Some ghats whisper their history; Darbhanga declaims it from a colonnade. Walk south from Dashashwamedh and the riverfront suddenly goes full opera: a cliff of pale sandstone, ranks of tall Greek-style columns, domed chhatris and balconies stacked like a wedding cake — the most theatrical single facade on the entire six-kilometre sweep of the ghats.
Brahmin kings on the Ganga
The palace — locals call it Darbhanga Bhavan, and the name board may say Brijrama Palace — was raised in the early twentieth century by the Maharajas of Darbhanga, rulers of the vast Raj Darbhanga estate of Mithila in north Bihar. They were that rarity in princely India, a Brahmin royal house, among the subcontinent’s richest landowners and most lavish patrons of Sanskrit learning, music and the arts. Like every dynasty worth its salt, they wanted a foothold in Kashi — a place for ancestral rites, for retreat in the holy city, and, one suspects, for splendour. They bought an older Nagpur-built structure and rebuilt it to their taste, with stone hauled from Chunar, the same quarries that supplied Ashoka’s pillars two millennia earlier.

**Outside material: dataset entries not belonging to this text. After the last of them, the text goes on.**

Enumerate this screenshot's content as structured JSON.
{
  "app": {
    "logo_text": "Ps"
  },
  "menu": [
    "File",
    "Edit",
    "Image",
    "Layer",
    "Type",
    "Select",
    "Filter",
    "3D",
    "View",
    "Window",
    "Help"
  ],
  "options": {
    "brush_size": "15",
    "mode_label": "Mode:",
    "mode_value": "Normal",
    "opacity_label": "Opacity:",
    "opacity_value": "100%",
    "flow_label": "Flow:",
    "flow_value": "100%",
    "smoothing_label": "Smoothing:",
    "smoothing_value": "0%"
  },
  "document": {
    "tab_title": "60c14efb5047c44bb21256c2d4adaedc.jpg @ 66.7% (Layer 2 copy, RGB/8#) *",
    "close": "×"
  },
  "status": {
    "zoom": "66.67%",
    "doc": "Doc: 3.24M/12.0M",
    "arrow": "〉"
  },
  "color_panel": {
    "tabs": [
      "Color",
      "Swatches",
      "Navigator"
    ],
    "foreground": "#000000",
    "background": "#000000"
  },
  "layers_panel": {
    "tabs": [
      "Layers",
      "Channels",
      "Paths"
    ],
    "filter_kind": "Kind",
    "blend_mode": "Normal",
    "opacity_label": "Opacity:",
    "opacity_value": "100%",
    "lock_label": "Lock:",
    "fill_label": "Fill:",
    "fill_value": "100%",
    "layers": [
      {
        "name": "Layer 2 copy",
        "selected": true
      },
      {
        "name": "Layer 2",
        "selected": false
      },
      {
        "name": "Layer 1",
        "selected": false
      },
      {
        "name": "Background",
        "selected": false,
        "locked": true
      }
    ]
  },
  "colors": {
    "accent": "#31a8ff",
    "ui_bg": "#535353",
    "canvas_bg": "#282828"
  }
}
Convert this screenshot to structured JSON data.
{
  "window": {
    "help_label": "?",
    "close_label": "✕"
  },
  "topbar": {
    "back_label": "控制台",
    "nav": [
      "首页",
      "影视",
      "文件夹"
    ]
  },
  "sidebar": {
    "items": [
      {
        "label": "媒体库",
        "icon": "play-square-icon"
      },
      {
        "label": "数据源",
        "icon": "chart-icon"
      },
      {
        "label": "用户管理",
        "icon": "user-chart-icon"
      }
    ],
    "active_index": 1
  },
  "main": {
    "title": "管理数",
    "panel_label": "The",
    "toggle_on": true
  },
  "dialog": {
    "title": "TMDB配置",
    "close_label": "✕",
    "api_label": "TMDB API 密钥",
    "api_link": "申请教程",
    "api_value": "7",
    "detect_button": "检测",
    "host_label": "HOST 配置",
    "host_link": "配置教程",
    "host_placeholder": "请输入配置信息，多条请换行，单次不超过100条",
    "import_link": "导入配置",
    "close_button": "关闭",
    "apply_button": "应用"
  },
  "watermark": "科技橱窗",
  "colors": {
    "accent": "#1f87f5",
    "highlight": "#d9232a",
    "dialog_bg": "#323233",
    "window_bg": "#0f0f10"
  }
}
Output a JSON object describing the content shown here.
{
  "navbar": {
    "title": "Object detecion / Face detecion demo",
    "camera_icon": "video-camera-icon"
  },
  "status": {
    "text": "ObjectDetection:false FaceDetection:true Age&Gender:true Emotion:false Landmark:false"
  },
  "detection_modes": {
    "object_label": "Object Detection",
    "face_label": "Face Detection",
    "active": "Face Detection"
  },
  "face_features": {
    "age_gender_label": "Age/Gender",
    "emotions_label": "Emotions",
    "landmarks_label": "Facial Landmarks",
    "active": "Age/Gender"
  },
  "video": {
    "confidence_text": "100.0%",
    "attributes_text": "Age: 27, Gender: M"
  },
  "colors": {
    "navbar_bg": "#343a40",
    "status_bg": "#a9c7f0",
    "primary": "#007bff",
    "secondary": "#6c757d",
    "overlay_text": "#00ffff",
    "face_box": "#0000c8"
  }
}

Look up at the columns and you’ll find the riverfront’s strangest architectural sentence: Greek capitals, Rajput brackets, a Shiva temple tucked into the terrace — colonial-classical grammar spoken with a thoroughly Banarasi accent. The Maharajas also left their name on Darbhanga colonies and institutions across the city; their musical court, incidentally, patronised the Dhrupad tradition, whose great annual mela still happens upstream at Tulsi Ghat each spring.
The palace’s second life
After decades of fading grandly — peeling shutters, nesting pigeons, photographers’ delight — the palace was restored as a luxury heritage hotel. You can’t wander its corridors without a booking (high tea is the traveller’s workaround), but its exterior belongs to everyone, and the restoration kept the facade honest. The ghat steps below remain entirely public and surprisingly quiet: laundry lines, a chess game, boys diving from the lowest step with maximum noise and minimum technique.
For your camera and your itinerary
Late afternoon is the hour — the western sun crosses the river and turns the colonnade to honey while the water goes molten behind you. From a boat, Darbhanga is the centrepiece of the classic facade sequence: Man Mandir’s carved balcony, then this colonnade, then the painted shrines running south toward Chet Singh’s battlements. On Dev Deepawali night the hotel and ghat are outlined in thousands of flames, and the palace finally gets the stage lighting its architects were clearly imagining all along.